Vivien Blackett
Vivien Blackett was an artist in residence at the National Gallery, London, during the time of this solo exhibition. The residency continues today, and is organised every year so that an artist can receive the benefits of a studio at the heart of one of the world’s great collections and so that visitors can talk to a living artist within the context of history that only the gallery can provide.
Blackett uses strong, bold colours and her subjects are the landscape and still life. These two subjects are often combined, sometimes causing clashes in size between objects, or object and background. She is concerned to create certain moods and does this by emphasizing different aspects of her formal repertoire of objects. The artist said of her work for this exhibition:
“My language of ‘characters’ is quite interchangeable. For example, a triangle, loop or crescent can be very dynamic in the painting but still or statuesque in another, and the roles often change several times while working in a painting”.
The exhibition was opened by Alistair Smith – Keeper, Education and Exhibitions, National Gallery.

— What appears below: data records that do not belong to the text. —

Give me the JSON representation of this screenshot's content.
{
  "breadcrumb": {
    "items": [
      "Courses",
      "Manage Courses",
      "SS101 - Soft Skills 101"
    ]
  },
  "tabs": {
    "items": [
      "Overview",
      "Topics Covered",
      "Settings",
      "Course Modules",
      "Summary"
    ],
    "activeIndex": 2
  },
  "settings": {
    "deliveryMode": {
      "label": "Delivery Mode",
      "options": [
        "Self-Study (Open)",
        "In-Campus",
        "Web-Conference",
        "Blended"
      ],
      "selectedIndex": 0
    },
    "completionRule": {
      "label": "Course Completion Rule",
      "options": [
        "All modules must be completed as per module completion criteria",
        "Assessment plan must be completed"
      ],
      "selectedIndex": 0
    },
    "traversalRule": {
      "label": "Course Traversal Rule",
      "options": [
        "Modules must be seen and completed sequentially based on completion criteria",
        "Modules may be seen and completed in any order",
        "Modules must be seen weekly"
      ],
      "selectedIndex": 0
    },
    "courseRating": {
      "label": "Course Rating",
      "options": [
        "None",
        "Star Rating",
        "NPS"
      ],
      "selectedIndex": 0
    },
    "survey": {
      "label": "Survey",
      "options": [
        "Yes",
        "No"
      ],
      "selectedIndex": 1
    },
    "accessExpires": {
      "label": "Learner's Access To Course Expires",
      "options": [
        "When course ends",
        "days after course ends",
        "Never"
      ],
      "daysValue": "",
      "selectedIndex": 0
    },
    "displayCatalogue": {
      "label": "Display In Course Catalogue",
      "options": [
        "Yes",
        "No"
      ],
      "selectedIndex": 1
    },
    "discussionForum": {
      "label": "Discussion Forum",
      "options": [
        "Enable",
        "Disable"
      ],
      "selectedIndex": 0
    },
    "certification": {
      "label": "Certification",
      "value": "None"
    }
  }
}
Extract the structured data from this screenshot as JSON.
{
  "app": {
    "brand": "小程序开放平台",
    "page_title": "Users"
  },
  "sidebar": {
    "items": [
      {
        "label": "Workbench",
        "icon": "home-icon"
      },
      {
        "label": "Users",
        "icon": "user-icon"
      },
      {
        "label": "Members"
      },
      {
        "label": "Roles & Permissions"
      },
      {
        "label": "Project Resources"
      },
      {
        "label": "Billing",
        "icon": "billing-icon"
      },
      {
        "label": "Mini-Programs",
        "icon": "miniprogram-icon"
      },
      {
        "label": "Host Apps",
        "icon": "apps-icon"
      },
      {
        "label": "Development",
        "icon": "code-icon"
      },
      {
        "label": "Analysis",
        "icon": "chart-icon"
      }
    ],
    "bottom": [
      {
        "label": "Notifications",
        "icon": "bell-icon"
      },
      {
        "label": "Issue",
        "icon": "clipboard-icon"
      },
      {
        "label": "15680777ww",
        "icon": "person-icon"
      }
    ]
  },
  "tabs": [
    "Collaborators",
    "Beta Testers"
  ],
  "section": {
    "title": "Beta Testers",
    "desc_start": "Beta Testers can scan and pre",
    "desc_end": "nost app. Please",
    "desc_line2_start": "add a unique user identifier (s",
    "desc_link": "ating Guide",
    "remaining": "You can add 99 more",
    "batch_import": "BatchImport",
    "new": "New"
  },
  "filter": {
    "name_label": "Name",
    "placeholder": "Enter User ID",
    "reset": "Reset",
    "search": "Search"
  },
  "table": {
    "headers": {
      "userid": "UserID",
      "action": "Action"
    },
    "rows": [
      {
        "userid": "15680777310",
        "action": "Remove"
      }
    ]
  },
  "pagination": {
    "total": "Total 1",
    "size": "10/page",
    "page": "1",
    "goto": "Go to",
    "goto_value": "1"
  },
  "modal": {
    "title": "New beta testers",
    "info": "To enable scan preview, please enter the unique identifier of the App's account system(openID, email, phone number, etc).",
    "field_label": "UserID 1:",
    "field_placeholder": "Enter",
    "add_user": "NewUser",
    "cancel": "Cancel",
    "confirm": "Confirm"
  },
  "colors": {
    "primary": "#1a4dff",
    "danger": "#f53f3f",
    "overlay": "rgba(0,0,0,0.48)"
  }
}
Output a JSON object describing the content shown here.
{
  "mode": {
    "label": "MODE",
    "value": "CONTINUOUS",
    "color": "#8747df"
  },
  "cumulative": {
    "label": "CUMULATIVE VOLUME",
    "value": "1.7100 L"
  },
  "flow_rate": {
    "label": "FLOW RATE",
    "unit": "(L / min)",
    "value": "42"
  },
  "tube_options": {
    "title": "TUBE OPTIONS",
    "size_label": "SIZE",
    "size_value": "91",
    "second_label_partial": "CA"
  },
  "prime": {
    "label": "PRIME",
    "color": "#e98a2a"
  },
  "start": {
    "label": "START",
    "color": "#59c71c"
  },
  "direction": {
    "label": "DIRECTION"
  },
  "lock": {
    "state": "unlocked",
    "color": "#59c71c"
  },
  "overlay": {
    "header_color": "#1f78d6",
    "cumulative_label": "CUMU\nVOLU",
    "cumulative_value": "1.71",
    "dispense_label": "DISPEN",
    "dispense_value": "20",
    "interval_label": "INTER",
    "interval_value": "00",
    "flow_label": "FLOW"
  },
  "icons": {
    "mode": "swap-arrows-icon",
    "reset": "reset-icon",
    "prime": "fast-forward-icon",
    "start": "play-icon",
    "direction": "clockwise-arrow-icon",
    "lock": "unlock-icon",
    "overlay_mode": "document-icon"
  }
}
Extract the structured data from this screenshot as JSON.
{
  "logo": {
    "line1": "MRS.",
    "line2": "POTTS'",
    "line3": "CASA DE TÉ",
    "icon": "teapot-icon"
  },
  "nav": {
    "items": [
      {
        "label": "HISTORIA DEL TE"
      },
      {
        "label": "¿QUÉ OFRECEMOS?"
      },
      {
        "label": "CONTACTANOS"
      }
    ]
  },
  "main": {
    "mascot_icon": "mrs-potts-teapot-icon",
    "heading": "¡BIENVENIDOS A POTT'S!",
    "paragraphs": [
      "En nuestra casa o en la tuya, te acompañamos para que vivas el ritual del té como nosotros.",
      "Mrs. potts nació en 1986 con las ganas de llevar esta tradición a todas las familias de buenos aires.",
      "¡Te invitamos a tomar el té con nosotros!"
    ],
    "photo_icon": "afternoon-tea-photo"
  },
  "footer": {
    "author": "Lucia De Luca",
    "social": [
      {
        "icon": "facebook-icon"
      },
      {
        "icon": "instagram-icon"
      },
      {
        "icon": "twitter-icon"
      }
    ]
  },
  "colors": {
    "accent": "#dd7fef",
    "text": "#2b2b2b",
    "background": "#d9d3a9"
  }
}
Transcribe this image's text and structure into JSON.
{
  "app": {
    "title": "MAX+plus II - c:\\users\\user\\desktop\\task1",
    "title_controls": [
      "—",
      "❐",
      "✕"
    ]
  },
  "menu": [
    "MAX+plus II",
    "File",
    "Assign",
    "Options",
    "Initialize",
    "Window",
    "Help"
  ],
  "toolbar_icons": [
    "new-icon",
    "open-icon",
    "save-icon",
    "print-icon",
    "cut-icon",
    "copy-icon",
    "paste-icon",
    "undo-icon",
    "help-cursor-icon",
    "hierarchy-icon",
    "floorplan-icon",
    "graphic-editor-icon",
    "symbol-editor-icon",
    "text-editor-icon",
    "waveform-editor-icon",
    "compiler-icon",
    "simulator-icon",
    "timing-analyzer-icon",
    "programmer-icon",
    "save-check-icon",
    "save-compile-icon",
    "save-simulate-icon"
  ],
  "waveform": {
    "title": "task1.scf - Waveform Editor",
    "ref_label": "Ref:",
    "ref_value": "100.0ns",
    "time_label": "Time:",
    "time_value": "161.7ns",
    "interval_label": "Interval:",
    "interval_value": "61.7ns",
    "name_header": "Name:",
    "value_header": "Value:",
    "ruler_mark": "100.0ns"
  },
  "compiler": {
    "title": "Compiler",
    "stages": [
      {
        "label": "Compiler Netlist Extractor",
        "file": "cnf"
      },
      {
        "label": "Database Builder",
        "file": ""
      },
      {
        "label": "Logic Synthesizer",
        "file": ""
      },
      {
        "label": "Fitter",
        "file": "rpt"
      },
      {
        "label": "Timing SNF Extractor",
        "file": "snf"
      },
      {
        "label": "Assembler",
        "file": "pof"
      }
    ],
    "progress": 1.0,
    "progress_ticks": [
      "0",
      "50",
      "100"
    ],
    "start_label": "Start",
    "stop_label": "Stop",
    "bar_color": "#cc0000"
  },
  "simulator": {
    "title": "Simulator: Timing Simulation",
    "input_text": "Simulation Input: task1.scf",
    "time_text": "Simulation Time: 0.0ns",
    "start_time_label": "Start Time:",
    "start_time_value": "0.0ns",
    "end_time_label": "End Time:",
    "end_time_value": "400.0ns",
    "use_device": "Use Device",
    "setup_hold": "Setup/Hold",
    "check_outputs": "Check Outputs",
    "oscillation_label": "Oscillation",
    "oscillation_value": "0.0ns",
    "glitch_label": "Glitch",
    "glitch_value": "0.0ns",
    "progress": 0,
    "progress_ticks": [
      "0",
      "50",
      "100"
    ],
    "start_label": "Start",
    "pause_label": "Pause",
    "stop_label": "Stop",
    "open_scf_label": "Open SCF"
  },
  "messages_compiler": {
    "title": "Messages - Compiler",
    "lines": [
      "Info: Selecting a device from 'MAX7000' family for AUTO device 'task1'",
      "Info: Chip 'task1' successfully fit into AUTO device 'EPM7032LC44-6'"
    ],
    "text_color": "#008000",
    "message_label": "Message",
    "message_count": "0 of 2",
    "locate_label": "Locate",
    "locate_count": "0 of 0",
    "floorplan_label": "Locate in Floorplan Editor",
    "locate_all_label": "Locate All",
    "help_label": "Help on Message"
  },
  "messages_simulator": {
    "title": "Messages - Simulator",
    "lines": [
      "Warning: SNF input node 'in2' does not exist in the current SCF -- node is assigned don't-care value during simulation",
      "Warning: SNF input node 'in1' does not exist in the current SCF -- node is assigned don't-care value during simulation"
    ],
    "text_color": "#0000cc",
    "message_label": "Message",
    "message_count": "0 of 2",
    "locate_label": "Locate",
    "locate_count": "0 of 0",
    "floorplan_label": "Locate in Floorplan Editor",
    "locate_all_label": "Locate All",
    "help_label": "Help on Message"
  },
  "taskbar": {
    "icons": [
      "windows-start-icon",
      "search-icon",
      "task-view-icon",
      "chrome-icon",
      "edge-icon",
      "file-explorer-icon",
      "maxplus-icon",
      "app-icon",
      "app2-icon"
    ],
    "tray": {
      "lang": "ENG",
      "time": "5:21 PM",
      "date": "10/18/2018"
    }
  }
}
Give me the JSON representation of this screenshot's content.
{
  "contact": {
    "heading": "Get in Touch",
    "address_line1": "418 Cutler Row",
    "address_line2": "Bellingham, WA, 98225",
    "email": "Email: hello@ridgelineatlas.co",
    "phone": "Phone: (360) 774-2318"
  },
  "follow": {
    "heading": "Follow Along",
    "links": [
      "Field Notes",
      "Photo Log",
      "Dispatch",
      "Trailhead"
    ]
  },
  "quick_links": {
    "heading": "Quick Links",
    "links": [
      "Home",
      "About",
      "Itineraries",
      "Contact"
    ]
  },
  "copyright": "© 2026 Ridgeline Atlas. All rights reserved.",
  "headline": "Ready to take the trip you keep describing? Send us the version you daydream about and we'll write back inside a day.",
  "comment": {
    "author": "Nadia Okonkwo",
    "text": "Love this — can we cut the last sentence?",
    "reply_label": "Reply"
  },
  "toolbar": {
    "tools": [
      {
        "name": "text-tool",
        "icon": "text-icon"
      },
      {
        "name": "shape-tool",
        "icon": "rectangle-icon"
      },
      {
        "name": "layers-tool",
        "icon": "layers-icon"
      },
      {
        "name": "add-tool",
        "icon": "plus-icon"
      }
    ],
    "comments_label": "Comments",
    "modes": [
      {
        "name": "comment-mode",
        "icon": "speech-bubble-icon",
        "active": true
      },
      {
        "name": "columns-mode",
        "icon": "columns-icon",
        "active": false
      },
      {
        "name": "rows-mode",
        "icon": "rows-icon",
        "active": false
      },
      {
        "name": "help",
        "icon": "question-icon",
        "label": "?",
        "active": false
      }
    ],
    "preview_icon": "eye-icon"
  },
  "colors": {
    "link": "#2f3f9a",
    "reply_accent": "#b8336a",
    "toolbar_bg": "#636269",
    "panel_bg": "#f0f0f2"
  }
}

During the exhibition, the artist worked with schools in Portsmouth, in which selected resulting work was shown at the gallery alongside the show.
About the artist:
Vivien Blackett (1956) is a London-based painter who studied fine art at Goldsmiths’ College. She was artist-in-residence at the National Gallery, 1986–7, and Camden Arts Centre, 1992. In that year she was included in the Women’s Art exhibition at New Hall, Cambridge. In 2007 Blackett created a body of work for a solo exhibition at the London School of Hygiene & Tropical Medicine. Blackett wrote that her work was “concerned with generating new meaning through the juxtaposition of different images, both borrowed and invented. I am interested in our quest for knowledge of the world we inhabit. I borrow images from books on subjects as diverse as chemistry, cooking and witchcraft, which I adapt as I work, often combining them with images of my own invention” She has an “interest in illusion and in the difference between the surface appearance of things, what does or might lie beneath”.